Mercede v. Mercede Park Italian Restaurant

392 So. 2d 997 | Fla. Dist. Ct. App. | 1981

392 So. 2d 997 (1981)

John MERCEDE, Appellant,
v.
The MERCEDE PARK ITALIAN RESTAURANT, INC., d/b/a Venezia Restaurant, Appellee.

No. 79-1987.

District Court of Appeal of Florida, Fourth District.

January 21, 1981.

Stephen M. Bell, P.A., Plantation, for appellant.

Anthony J. Titone of Titone & Roarke, Sunrise, for appellee.

DOWNEY, Judge.

Appellant, John Mercede, sued appellee, Venezia Restaurant, to recover a cost of living rent adjustment pursuant to a lease. From an adverse final judgment for appellee this appeal was perfected.

The lease between the appellant landlord and the appellee tenant, dated January 1, 1975, provided for a basic annual rent payable monthly. In addition, the lease provided that an annual cost of living increase should be added to the monthly rent after the first year of the lease.[1] On October 5, 1977, the appellant sent appellee a notice of the cost of living increase. The appellee began paying the cost of living increase with the November 1977 rent payment, but refused to pay any increase for any period before November 1977. Again on August 4, 1978, appellant notified appellee it owed additional rent based upon the increase in the Consumer Price Index and demanded the arrearages. Appellee paid the new increase but again refused to make any back payments.

Appellant sued to recover the allegedly past due increase based upon the Consumer Price Index. Appellee denied the debt and affirmatively pleaded, among other defenses, waiver and estoppel.

*998 At trial before the court the parties stipulated to the admission of the lease and several letters between the parties and between counsel. The only testimonial evidence came from an accountant for appelant. It appears conceded in the record that the lease provided for a rental increase based upon the Consumer Price Index and that appellees had not made any payments per the Index for the period prior to November 1977. Appellee adduced no evidence in support of the affirmative defenses of waiver and estoppel. However, the trial court found "the plaintiff in this matter waives his right to any cost of living rent increase prior to his notices requesting same. Plaintiff failed to timely notice defendant of these increases."

The burden of proving the affirmative defense of estoppel and waiver was upon the appellee (State v. Hadden, 370 So. 2d 849 (Fla. 3rd DCA 1979); Coastal Bay Golf Club, Inc. v. Holbein, 231 So. 2d 854 (Fla. 2d DCA 1970); however appellee adduced no evidence at all to support those affirmative defenses.

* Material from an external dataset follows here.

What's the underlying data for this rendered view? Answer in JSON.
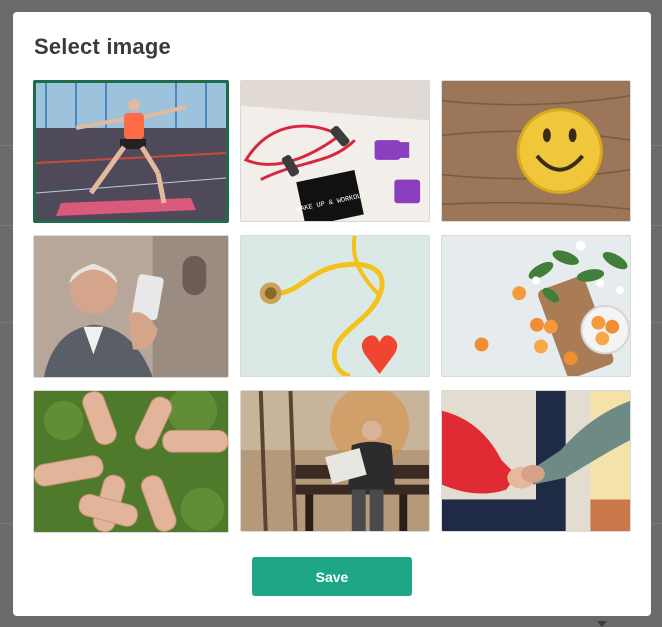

The evidence that was adduced by appellant reflected some delay in making demand upon appellee for increased rent, but mere delay is insufficient to support a defense of either waiver or estoppel.

Thus, it appears to us that appellant was entitled under the lease to an increase in rent after the first year based upon the Consumer Price Index. Appellee having failed to prove its affirmative defenses, judgment should be entered for appellant for the amount of said increases.

Accordingly, the judgment appealed from is reversed and this cause is remanded for further proceedings to determine the amount of rental increases due appellant based upon the increase in the Consumer Price Index as provided in the lease between the parties.

REVERSED AND REMANDED, with directions.

BERANEK and HERSEY, JJ., concur.

NOTES

[1] "Any lease executed beyond a 1 year period shall be increased by any increase in the cost of living index as published by the Bureau of Labor Statistics for every 1 year period after the expiration of the 1st 1 year period of this lease. The index to be utilized shall be the Consumers Price Index (all items) and the annual average applicable for the year shall be as specified therein. Said increases shall be added to the monthly rent."